The World Bank has warned India of an era of severe water scarcity and has said that New Delhi needs to make major changes in its water management policies.
“Unless dramatic changes are made in the way the government manages water, India will have neither the cash to maintain and build new infrastructure, nor the water required for the economy and people,” said the Bank in September 2006. It added that 70 per cent of India’s irrigation water and 80 per cent of its domestic water supplies now come from its rapidly depleting groundwater reserves.
The summer (this time we are having a Timely Monsoon) has set in and we are watching and reading the news of water scarcity in the various parts of the country. The heat is scorching and the rivers are not flooding with the water and it ultimately poses a serious threat. The situation is same everywhere, be it in rural or urban locations.
The Yamuna in Delhi, the Musi in Hyderabad, and the Adyar in Chennai have been reduced to filthy drains. Smaller towns have not been spared either. Ground water tables have depleted rapidly in states such as Delhi, Gujarat, Maharshtra, Haryana, Punjab, Rajasthan and Tamil Nadu. With the situation getting grim, one needs to realize the importance of conserving water. Water conservation has become the need of the hour.
Across the country, water authorities are challenging residents to cut their usage of this precious and finite resource. Saving water in small ways really adds up by the end of the day.
Little steps taken by all of us in the forward direction can be effective in conserving water. The one big solution is the rainwater harvesting. This essentially implies collecting rainwater on the roofs of buildings and storing it underground for later use. Not only does this recharging arrest groundwater depletion, it also raises the declining water table and can help augment water supply.
Scarcity of fresh drinking water is the biggest problem that we face today. Indian government has done little to address the massive water shortage problem and its impact on overall infrastructure of the nation. The experts have commented that the country’s population will outstrip the availability of water in the next four decades.
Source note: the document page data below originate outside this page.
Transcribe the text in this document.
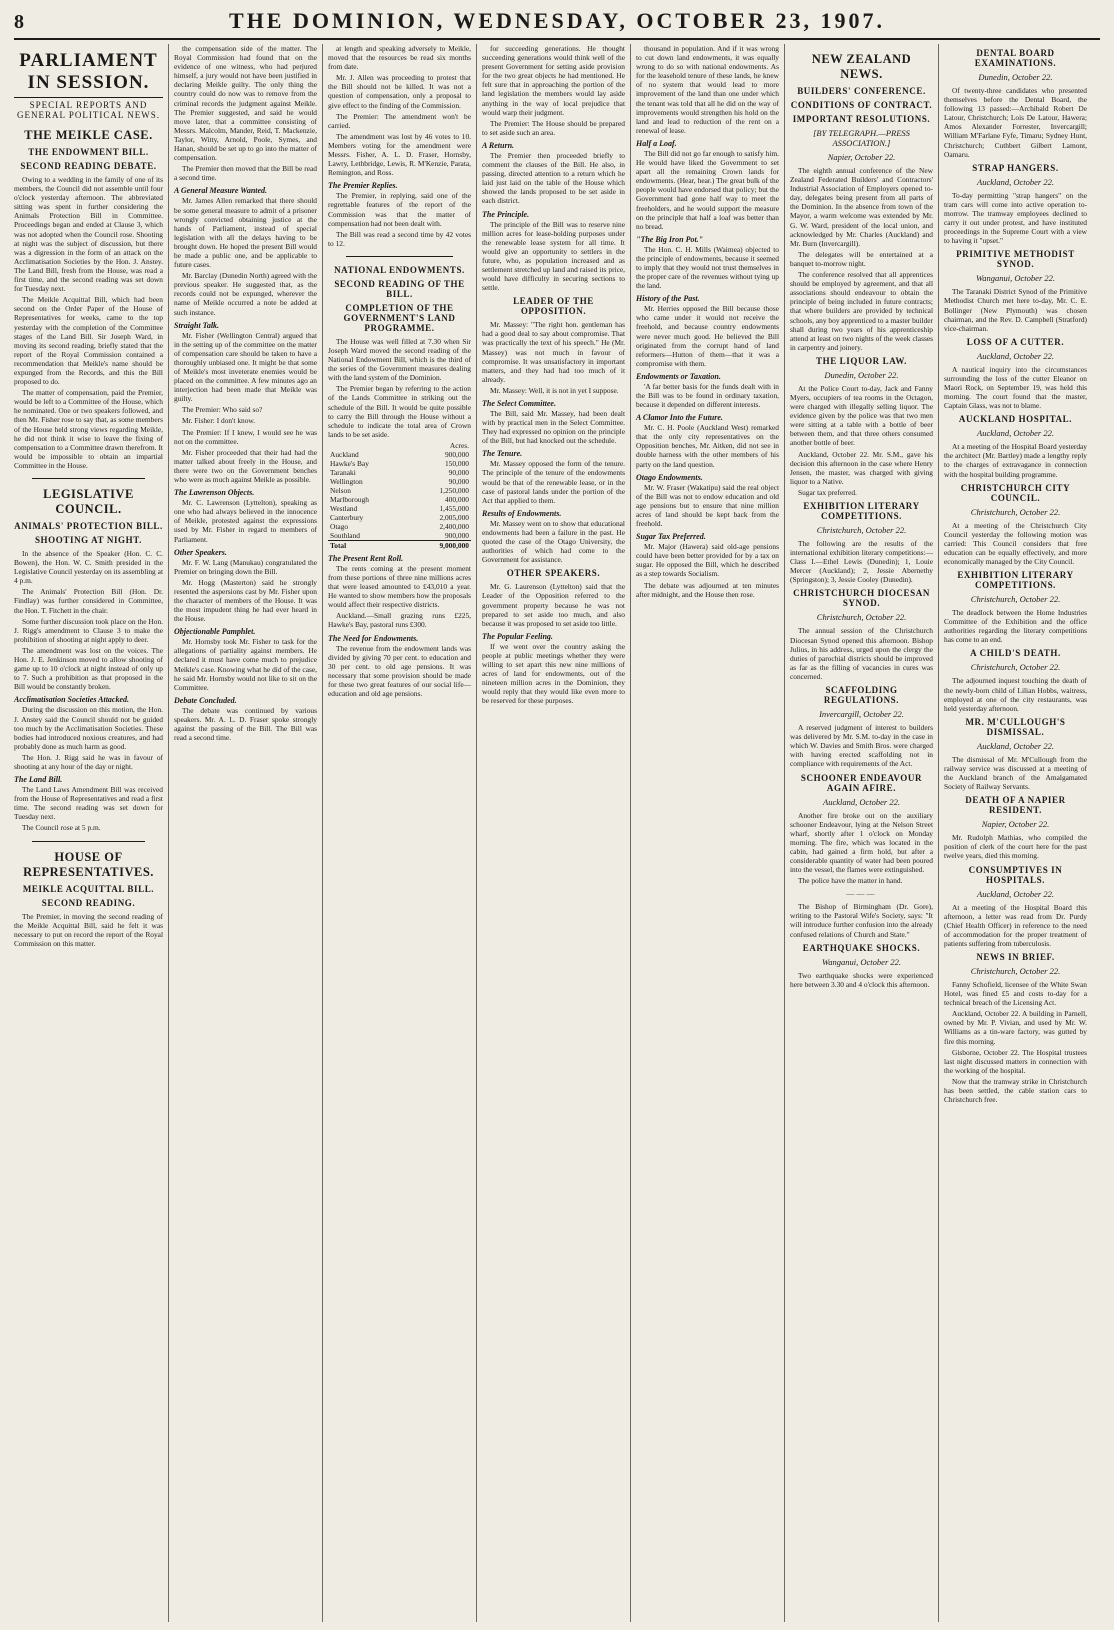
8	THE DOMINION, WEDNESDAY, OCTOBER 23, 1907.
PARLIAMENT IN SESSION.
SPECIAL REPORTS AND GENERAL POLITICAL NEWS.
THE MEIKLE CASE.
THE ENDOWMENT BILL.
SECOND READING DEBATE.

Owing to a wedding in the family of one of its members, the Council did not assemble until four o'clock yesterday afternoon. The abbreviated sitting was spent in further considering the Animals Protection Bill in Committee. Proceedings began and ended at Clause 3, which was not adopted when the Council rose. Shooting at night was the subject of discussion, but there was a digression in the form of an attack on the Acclimatisation Societies by the Hon. J. Anstey. The Land Bill, fresh from the House, was read a first time, and the second reading was set down for Tuesday next.

The Meikle Acquittal Bill, which had been second on the Order Paper of the House of Representatives for weeks, came to the top yesterday with the completion of the Committee stages of the Land Bill. Sir Joseph Ward, in moving its second reading, briefly stated that the report of the Royal Commission contained a recommendation that Meikle's name should be expunged from the Records, and this the Bill proposed to do.

The matter of compensation, paid the Premier, would be left to a Committee of the House, which he nominated. One or two speakers followed, and then Mr. Fisher rose to say that, as some members of the House held strong views regarding Meikle, he did not think it wise to leave the fixing of compensation to a Committee drawn therefrom. It would be impossible to obtain an impartial Committee in the House.

LEGISLATIVE COUNCIL.
ANIMALS' PROTECTION BILL.
SHOOTING AT NIGHT.

In the absence of the Speaker (Hon. C. C. Bowen), the Hon. W. C. Smith presided in the Legislative Council yesterday on its assembling at 4 p.m.

The Animals' Protection Bill (Hon. Dr. Findlay) was further considered in Committee, the Hon. T. Fitchett in the chair.

Some further discussion took place on the Hon. J. Rigg's amendment to Clause 3 to make the prohibition of shooting at night apply to deer.

The amendment was lost on the voices. The Hon. J. E. Jenkinson moved to allow shooting of game up to 10 o'clock at night instead of only up to 7. Such a prohibition as that proposed in the Bill would be constantly broken.

Acclimatisation Societies Attacked.

During the discussion on this motion, the Hon. J. Anstey said the Council should not be guided too much by the Acclimatisation Societies. These bodies had introduced noxious creatures, and had probably done as much harm as good.

The Hon. J. Rigg said he was in favour of shooting at any hour of the day or night.

The Land Bill.

The Land Laws Amendment Bill was received from the House of Representatives and read a first time. The second reading was set down for Tuesday next.

The Council rose at 5 p.m.

HOUSE OF REPRESENTATIVES.
MEIKLE ACQUITTAL BILL.
SECOND READING.

The Premier, in moving the second reading of the Meikle Acquittal Bill, said he felt it was necessary to put on record the report of the Royal Commission on this matter.

the compensation side of the matter. The Royal Commission had found that on the evidence of one witness, who had perjured himself, a jury would not have been justified in declaring Meikle guilty. The only thing the country could do now was to remove from the criminal records the judgment against Meikle. The Premier suggested, and said he would move later, that a committee consisting of Messrs. Malcolm, Mander, Reid, T. Mackenzie, Taylor, Witty, Arnold, Poole, Symes, and Hanan, should be set up to go into the matter of compensation.

The Premier then moved that the Bill be read a second time.

A General Measure Wanted.

Mr. James Allen remarked that there should be some general measure to admit of a prisoner wrongly convicted obtaining justice at the hands of Parliament, instead of special legislation with all the delays having to be brought down. He hoped the present Bill would be made a public one, and be applicable to future cases.

Mr. Barclay (Dunedin North) agreed with the previous speaker. He suggested that, as the records could not be expunged, wherever the name of Meikle occurred a note be added at such instance.

Straight Talk.

Mr. Fisher (Wellington Central) argued that in the setting up of the committee on the matter of compensation care should be taken to have a thoroughly unbiased one. It might be that some of Meikle's most inveterate enemies would be placed on the committee. A few minutes ago an interjection had been made that Meikle was guilty.

The Premier: Who said so?

Mr. Fisher: I don't know.

The Premier: If I knew, I would see he was not on the committee.

Mr. Fisher proceeded that their had had the matter talked about freely in the House, and there were two on the Government benches who were as much against Meikle as possible.

The Lawrenson Objects.

Mr. C. Lawrenson (Lyttelton), speaking as one who had always believed in the innocence of Meikle, protested against the expressions used by Mr. Fisher in regard to members of Parliament.

Other Speakers.

Mr. F. W. Lang (Manukau) congratulated the Premier on bringing down the Bill.

Mr. Hogg (Masterton) said he strongly resented the aspersions cast by Mr. Fisher upon the character of members of the House. It was the most impudent thing he had ever heard in the House.

Objectionable Pamphlet.

Mr. Hornsby took Mr. Fisher to task for the allegations of partiality against members. He declared it must have come much to prejudice Meikle's case. Knowing what he did of the case, he said Mr. Hornsby would not like to sit on the Committee.

Debate Concluded.

The debate was continued by various speakers. Mr. A. L. D. Fraser spoke strongly against the passing of the Bill. The Bill was read a second time.

at length and speaking adversely to Meikle, moved that the resources be read six months from date.

Mr. J. Allen was proceeding to protest that the Bill should not be killed. It was not a question of compensation, only a proposal to give effect to the finding of the Commission.

The Premier: The amendment won't be carried.

The amendment was lost by 46 votes to 10. Members voting for the amendment were Messrs. Fisher, A. L. D. Fraser, Hornsby, Lawry, Lethbridge, Lewis, R. M'Kenzie, Parata, Remington, and Ross.

The Premier Replies.

The Premier, in replying, said one of the regrettable features of the report of the Commission was that the matter of compensation had not been dealt with.

The Bill was read a second time by 42 votes to 12.

NATIONAL ENDOWMENTS.
SECOND READING OF THE BILL.
COMPLETION OF THE GOVERNMENT'S LAND PROGRAMME.

The House was well filled at 7.30 when Sir Joseph Ward moved the second reading of the National Endowment Bill, which is the third of the series of the Government measures dealing with the land system of the Dominion.

The Premier began by referring to the action of the Lands Committee in striking out the schedule of the Bill. It would be quite possible to carry the Bill through the House without a schedule to indicate the total area of Crown lands to be set aside.

	Acres.
Auckland	900,000
Hawke's Bay	150,000
Taranaki	90,000
Wellington	90,000
Nelson	1,250,000
Marlborough	400,000
Westland	1,455,000
Canterbury	2,005,000
Otago	2,400,000
Southland	900,000
Total	9,000,000
The Present Rent Roll.

The rents coming at the present moment from these portions of three nine millions acres that were leased amounted to £43,010 a year. He wanted to show members how the proposals would affect their respective districts.

Auckland.—Small grazing runs £225, Hawke's Bay, pastoral runs £300.

The Need for Endowments.

The revenue from the endowment lands was divided by giving 70 per cent. to education and 30 per cent. to old age pensions. It was necessary that some provision should be made for these two great features of our social life—education and old age pensions.

for succeeding generations. He thought succeeding generations would think well of the present Government for setting aside provision for the two great objects he had mentioned. He felt sure that in approaching the portion of the land legislation the members would lay aside anything in the way of local prejudice that would warp their judgment.

The Premier: The House should be prepared to set aside such an area.

A Return.

The Premier then proceeded briefly to comment the clauses of the Bill. He also, in passing, directed attention to a return which he laid just laid on the table of the House which showed the lands proposed to be set aside in each district.

The Principle.

The principle of the Bill was to reserve nine million acres for lease-holding purposes under the renewable lease system for all time. It would give an opportunity to settlers in the future, who, as population increased and as settlement stretched up land and raised its price, would have difficulty in securing sections to settle.

LEADER OF THE OPPOSITION.

Mr. Massey: "The right hon. gentleman has had a good deal to say about compromise. That was practically the text of his speech." He (Mr. Massey) was not much in favour of compromise. It was unsatisfactory in important matters, and they had had too much of it already.

Mr. Massey: Well, it is not in yet I suppose.

The Select Committee.

The Bill, said Mr. Massey, had been dealt with by practical men in the Select Committee. They had expressed no opinion on the principle of the Bill, but had knocked out the schedule.

The Tenure.

Mr. Massey opposed the form of the tenure. The principle of the tenure of the endowments would be that of the renewable lease, or in the case of pastoral lands under the portion of the Act that applied to them.

Results of Endowments.

Mr. Massey went on to show that educational endowments had been a failure in the past. He quoted the case of the Otago University, the authorities of which had come to the Government for assistance.

OTHER SPEAKERS.

Mr. G. Laurenson (Lyttelton) said that the Leader of the Opposition referred to the government property because he was not prepared to set aside too much, and also because it was proposed to set aside too little.

The Popular Feeling.

If we went over the country asking the people at public meetings whether they were willing to set apart this new nine millions of acres of land for endowments, out of the nineteen million acres in the Dominion, they would reply that they would like even more to be reserved for these purposes.

thousand in population. And if it was wrong to cut down land endowments, it was equally wrong to do so with national endowments. As for the leasehold tenure of these lands, he knew of no system that would lead to more improvement of the land than one under which the tenant was told that all he did on the way of improvements would strengthen his hold on the land and lead to reduction of the rent on a renewal of lease.

Half a Loaf.

The Bill did not go far enough to satisfy him. He would have liked the Government to set apart all the remaining Crown lands for endowments. (Hear, hear.) The great bulk of the people would have endorsed that policy; but the Government had gone half way to meet the freeholders, and he would support the measure on the principle that half a loaf was better than no bread.

"The Big Iron Pot."

The Hon. C. H. Mills (Waimea) objected to the principle of endowments, because it seemed to imply that they would not trust themselves in the proper care of the revenues without tying up the land.

History of the Past.

Mr. Herries opposed the Bill because those who came under it would not receive the freehold, and because country endowments were never much good. He believed the Bill originated from the corrupt hand of land reformers—Hutton of them—that it was a compromise with them.

Endowments or Taxation.

'A far better basis for the funds dealt with in the Bill was to be found in ordinary taxation, because it depended on different interests.

A Clamor Into the Future.

Mr. C. H. Poole (Auckland West) remarked that the only city representatives on the Opposition benches, Mr. Aitken, did not see in double harness with the other members of his party on the land question.

Otago Endowments.

Mr. W. Fraser (Wakatipu) said the real object of the Bill was not to endow education and old age pensions but to ensure that nine million acres of land should be kept back from the freehold.

Sugar Tax Preferred.

Mr. Major (Hawera) said old-age pensions could have been better provided for by a tax on sugar. He opposed the Bill, which he described as a step towards Socialism.

The debate was adjourned at ten minutes after midnight, and the House then rose.

NEW ZEALAND NEWS.
BUILDERS' CONFERENCE.
CONDITIONS OF CONTRACT.
IMPORTANT RESOLUTIONS.
[BY TELEGRAPH.—PRESS ASSOCIATION.]
Napier, October 22.

The eighth annual conference of the New Zealand Federated Builders' and Contractors' Industrial Association of Employers opened to-day, delegates being present from all parts of the Dominion. In the absence from town of the Mayor, a warm welcome was extended by Mr. G. W. Ward, president of the local union, and acknowledged by Mr. Charles (Auckland) and Mr. Burn (Invercargill).

The delegates will be entertained at a banquet to-morrow night.

The conference resolved that all apprentices should be employed by agreement, and that all associations should endeavour to obtain the principle of being included in future contracts; that where builders are provided by technical schools, any boy apprenticed to a master builder shall during two years of his apprenticeship attend at least on two nights of the week classes in carpentry and joinery.

THE LIQUOR LAW.
Dunedin, October 22.

At the Police Court to-day, Jack and Fanny Myers, occupiers of tea rooms in the Octagon, were charged with illegally selling liquor. The evidence given by the police was that two men were sitting at a table with a bottle of beer between them, and that three others consumed another bottle of beer.

Auckland, October 22. Mr. S.M., gave his decision this afternoon in the case where Henry Jensen, the master, was charged with giving liquor to a Native.

Sugar tax preferred.

EXHIBITION LITERARY COMPETITIONS.
Christchurch, October 22.

The following are the results of the international exhibition literary competitions:— Class I.—Ethel Lewis (Dunedin); 1, Louie Mercer (Auckland); 2, Jessie Abernethy (Springston); 3, Jessie Cooley (Dunedin).

CHRISTCHURCH DIOCESAN SYNOD.
Christchurch, October 22.

The annual session of the Christchurch Diocesan Synod opened this afternoon. Bishop Julius, in his address, urged upon the clergy the duties of parochial districts should be improved as far as the filling of vacancies in cures was concerned.

SCAFFOLDING REGULATIONS.
Invercargill, October 22.

A reserved judgment of interest to builders was delivered by Mr. S.M. to-day in the case in which W. Davies and Smith Bros. were charged with having erected scaffolding not in compliance with requirements of the Act.

SCHOONER ENDEAVOUR AGAIN AFIRE.
Auckland, October 22.

Another fire broke out on the auxiliary schooner Endeavour, lying at the Nelson Street wharf, shortly after 1 o'clock on Monday morning. The fire, which was located in the cabin, had gained a firm hold, but after a considerable quantity of water had been poured into the vessel, the flames were extinguished.

The police have the matter in hand.

———

The Bishop of Birmingham (Dr. Gore), writing to the Pastoral Wife's Society, says: "It will introduce further confusion into the already confused relations of Church and State."

EARTHQUAKE SHOCKS.
Wanganui, October 22.

Two earthquake shocks were experienced here between 3.30 and 4 o'clock this afternoon.

DENTAL BOARD EXAMINATIONS.
Dunedin, October 22.

Of twenty-three candidates who presented themselves before the Dental Board, the following 13 passed:—Archibald Robert De Latour, Christchurch; Lois De Latour, Hawera; Amos Alexander Forrester, Invercargill; William M'Farlane Fyfe, Timaru; Sydney Hunt, Christchurch; Cuthbert Gilbert Lamont, Oamaru.

STRAP HANGERS.
Auckland, October 22.

To-day permitting "strap hangers" on the tram cars will come into active operation to-morrow. The tramway employees declined to carry it out under protest, and have instituted proceedings in the Supreme Court with a view to having it "upset."

PRIMITIVE METHODIST SYNOD.
Wanganui, October 22.

The Taranaki District Synod of the Primitive Methodist Church met here to-day, Mr. C. E. Bollinger (New Plymouth) was chosen chairman, and the Rev. D. Campbell (Stratford) vice-chairman.

LOSS OF A CUTTER.
Auckland, October 22.

A nautical inquiry into the circumstances surrounding the loss of the cutter Eleanor on Maori Rock, on September 19, was held this morning. The court found that the master, Captain Glass, was not to blame.

AUCKLAND HOSPITAL.
Auckland, October 22.

At a meeting of the Hospital Board yesterday the architect (Mr. Bartley) made a lengthy reply to the charges of extravagance in connection with the hospital building programme.

CHRISTCHURCH CITY COUNCIL.
Christchurch, October 22.

At a meeting of the Christchurch City Council yesterday the following motion was carried: This Council considers that free education can be equally effectively, and more economically managed by the City Council.

EXHIBITION LITERARY COMPETITIONS.
Christchurch, October 22.

The deadlock between the Home Industries Committee of the Exhibition and the office authorities regarding the literary competitions has come to an end.

A CHILD'S DEATH.
Christchurch, October 22.

The adjourned inquest touching the death of the newly-born child of Lilian Hobbs, waitress, employed at one of the city restaurants, was held yesterday afternoon.

MR. M'CULLOUGH'S DISMISSAL.
Auckland, October 22.

The dismissal of Mr. M'Cullough from the railway service was discussed at a meeting of the Auckland branch of the Amalgamated Society of Railway Servants.

DEATH OF A NAPIER RESIDENT.
Napier, October 22.

Mr. Rudolph Mathias, who compiled the position of clerk of the court here for the past twelve years, died this morning.

CONSUMPTIVES IN HOSPITALS.
Auckland, October 22.

At a meeting of the Hospital Board this afternoon, a letter was read from Dr. Purdy (Chief Health Officer) in reference to the need of accommodation for the proper treatment of patients suffering from tuberculosis.

NEWS IN BRIEF.
Christchurch, October 22.

Fanny Schofield, licensee of the White Swan Hotel, was fined £5 and costs to-day for a technical breach of the Licensing Act.

Auckland, October 22. A building in Parnell, owned by Mr. P. Vivian, and used by Mr. W. Williams as a tin-ware factory, was gutted by fire this morning.

Gisborne, October 22. The Hospital trustees last night discussed matters in connection with the working of the hospital.

Now that the tramway strike in Christchurch has been settled, the cable station cars to Christchurch free.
Make more and more people around you aware of necessity of conserving the water. Remember only one per cent of the world’s water is of use to mankind; about 97 per cent is salty sea water and two per cent is frozen in glaciers and polar ice caps. Thus, that one per cent of the world’s water supply is a precious commodity necessary for our survival. Dehydration (lack of water) will kill us faster than starvation (lack of food). Water has always been perceived as a gift from the god as it rained from the heavens – and now we must conserve it before its too late.